Race is defined as a group of people with similarly distinguishing physical characteristics. Contrary to the notion that Jews never face discrimination based only off physical appearance or, perhaps more importantly, that they are even recognizable by physical features, the myriad examples of large nose and curly hair indicate the quintessence of physical stereotype. Just this past year in March 2019, the Belgian street parade sporting well-known Jewish caricatures of trollish, hook-nosed fiends demonstrates how these phenotype-based prejudices remain quite relevant.

By the same token, the former Soviet Union required Jews to identify as “Hebrew” on their passports rather than Russian, again highlighting this sense of otherness projected by European Diaspora governments upon their resident Jewish populations.

Meanwhile, across the pond in the United States during the 1930s, fifty three percent of the population viewed Jews as different and in need of government restriction. In fact, many Jews at this time ran the risk of denaturalization, in the face of American leadership’s view of them as an Asian people from the Levant.

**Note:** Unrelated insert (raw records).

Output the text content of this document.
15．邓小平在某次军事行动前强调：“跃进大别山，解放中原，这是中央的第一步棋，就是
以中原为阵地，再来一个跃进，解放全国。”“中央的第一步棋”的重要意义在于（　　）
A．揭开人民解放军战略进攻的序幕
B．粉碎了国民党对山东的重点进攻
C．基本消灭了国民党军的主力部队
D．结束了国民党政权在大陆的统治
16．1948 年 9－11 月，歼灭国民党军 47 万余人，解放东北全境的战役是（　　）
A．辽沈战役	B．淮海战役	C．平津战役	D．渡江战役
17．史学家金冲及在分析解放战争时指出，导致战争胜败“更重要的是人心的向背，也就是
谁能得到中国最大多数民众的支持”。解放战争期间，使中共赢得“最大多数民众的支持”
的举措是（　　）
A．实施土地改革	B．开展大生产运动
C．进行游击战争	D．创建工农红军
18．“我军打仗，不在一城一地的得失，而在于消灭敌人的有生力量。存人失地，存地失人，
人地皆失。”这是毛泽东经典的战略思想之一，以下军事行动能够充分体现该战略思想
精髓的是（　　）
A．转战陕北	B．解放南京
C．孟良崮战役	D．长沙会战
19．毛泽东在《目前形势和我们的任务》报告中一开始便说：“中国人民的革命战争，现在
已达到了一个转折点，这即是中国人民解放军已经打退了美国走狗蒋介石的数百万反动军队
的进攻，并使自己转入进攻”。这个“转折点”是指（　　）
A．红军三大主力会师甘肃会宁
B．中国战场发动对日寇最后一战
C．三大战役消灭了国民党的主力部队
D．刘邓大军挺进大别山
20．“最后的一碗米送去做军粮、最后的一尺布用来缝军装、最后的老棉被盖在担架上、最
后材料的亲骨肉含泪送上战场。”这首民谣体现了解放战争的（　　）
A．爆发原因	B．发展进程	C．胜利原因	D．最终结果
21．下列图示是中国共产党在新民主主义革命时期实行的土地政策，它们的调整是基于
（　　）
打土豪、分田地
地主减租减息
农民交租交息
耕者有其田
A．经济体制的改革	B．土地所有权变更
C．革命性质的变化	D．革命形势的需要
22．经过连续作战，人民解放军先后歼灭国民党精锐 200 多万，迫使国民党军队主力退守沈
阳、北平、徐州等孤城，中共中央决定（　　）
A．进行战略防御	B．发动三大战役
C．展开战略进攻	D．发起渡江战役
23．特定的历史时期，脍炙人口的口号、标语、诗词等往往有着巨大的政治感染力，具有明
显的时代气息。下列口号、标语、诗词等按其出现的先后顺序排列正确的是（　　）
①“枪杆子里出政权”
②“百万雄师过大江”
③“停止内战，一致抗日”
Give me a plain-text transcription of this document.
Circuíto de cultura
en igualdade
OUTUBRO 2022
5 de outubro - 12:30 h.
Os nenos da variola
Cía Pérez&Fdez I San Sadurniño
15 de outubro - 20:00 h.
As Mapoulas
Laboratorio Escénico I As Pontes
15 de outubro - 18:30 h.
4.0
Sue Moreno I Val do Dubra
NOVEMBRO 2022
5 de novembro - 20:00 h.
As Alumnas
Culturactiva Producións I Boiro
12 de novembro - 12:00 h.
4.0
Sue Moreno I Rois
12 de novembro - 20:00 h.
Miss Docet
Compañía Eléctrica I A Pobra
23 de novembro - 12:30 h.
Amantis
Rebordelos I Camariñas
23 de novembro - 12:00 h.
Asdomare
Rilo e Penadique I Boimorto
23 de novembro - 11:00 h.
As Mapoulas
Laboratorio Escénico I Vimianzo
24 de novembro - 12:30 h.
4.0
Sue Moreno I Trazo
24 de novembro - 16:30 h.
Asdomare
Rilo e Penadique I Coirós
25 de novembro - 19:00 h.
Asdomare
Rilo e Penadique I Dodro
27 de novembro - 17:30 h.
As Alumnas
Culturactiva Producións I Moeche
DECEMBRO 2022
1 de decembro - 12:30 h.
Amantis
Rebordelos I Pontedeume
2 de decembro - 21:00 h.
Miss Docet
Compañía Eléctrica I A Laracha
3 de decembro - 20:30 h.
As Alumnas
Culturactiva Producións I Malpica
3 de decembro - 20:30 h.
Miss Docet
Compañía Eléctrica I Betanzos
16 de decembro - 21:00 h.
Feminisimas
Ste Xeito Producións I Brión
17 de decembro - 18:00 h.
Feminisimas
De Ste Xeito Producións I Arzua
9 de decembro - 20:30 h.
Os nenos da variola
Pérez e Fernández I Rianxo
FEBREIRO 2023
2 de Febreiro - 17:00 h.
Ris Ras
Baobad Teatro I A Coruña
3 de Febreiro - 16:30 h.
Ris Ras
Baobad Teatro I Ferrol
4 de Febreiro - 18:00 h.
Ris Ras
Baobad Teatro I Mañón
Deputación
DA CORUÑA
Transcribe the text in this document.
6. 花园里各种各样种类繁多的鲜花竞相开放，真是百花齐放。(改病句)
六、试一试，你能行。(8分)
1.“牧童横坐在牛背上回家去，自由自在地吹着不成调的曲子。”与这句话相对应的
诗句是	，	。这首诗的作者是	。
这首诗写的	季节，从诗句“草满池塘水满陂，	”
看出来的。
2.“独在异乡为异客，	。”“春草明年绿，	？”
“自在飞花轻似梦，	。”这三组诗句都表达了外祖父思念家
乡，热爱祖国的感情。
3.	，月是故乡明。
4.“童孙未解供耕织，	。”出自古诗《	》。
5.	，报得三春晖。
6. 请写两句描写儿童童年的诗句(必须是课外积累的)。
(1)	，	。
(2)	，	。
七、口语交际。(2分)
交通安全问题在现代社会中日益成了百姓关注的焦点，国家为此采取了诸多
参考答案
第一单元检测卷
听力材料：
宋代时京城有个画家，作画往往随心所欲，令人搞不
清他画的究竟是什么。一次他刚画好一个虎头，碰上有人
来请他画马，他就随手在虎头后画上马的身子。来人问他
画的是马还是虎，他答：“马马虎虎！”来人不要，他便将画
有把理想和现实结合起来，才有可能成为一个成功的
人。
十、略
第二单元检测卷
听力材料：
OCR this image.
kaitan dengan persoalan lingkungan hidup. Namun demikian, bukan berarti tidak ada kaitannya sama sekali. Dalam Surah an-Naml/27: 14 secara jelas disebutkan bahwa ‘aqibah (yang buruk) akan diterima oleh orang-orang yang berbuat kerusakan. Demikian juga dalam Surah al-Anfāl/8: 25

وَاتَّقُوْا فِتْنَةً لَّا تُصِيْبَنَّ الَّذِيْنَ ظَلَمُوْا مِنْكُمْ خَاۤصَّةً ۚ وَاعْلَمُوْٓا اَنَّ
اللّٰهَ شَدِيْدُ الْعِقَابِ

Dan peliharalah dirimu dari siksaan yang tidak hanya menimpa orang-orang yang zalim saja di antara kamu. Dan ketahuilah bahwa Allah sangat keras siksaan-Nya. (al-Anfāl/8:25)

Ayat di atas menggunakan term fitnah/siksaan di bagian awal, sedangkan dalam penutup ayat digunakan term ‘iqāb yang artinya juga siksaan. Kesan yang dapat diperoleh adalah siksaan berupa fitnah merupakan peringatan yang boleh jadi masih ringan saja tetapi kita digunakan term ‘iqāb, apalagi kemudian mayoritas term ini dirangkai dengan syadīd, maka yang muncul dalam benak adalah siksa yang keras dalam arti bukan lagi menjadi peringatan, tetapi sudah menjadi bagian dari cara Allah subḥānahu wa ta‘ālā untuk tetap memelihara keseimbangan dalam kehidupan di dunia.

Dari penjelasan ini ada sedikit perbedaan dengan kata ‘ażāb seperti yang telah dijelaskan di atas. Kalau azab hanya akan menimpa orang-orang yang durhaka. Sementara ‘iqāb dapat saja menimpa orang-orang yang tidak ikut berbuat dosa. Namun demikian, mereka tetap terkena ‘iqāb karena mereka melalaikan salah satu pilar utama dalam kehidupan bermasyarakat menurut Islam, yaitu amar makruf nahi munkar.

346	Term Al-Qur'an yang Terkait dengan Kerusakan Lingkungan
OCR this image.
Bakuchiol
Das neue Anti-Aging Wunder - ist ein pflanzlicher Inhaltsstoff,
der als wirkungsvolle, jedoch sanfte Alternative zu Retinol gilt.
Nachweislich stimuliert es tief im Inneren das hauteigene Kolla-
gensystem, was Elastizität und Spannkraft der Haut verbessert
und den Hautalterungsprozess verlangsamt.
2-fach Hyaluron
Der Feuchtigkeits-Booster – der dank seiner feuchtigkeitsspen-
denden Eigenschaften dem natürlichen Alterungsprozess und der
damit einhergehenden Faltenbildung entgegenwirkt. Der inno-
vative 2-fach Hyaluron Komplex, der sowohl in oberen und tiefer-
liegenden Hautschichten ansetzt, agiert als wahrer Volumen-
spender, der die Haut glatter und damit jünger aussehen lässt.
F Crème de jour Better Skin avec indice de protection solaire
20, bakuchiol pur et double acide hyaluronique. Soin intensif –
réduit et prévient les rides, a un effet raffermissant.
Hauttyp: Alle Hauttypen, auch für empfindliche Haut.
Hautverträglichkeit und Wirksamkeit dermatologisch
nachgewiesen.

Furthermore, while the majority of Jews don’t face the same threat of being needlessly pulled over and potentially assaulted or shot by police as a black American might, hate crimes against Jews remain the highest among all faiths. For instance, the white supremacist terrorist who committed the mass shooting at Tree of Life Synagogue evidently cared not that the majority of his victims were Ashkenazi.

If Jews in the West should feel solidarity with anyone given their historical encounters with hardship, it should be with the struggle of African-Americans for justice in the face of wrongful incarceration as well as the fight for Native American territory amidst ever-encroaching industrialization by the US government, and the battle against Islamophobia. Jews, regardless of skin tone or the languages of the various Jewish Diaspora communities and despite the prosperity of some Jews in the West, continue to live on the social periphery of western civilization.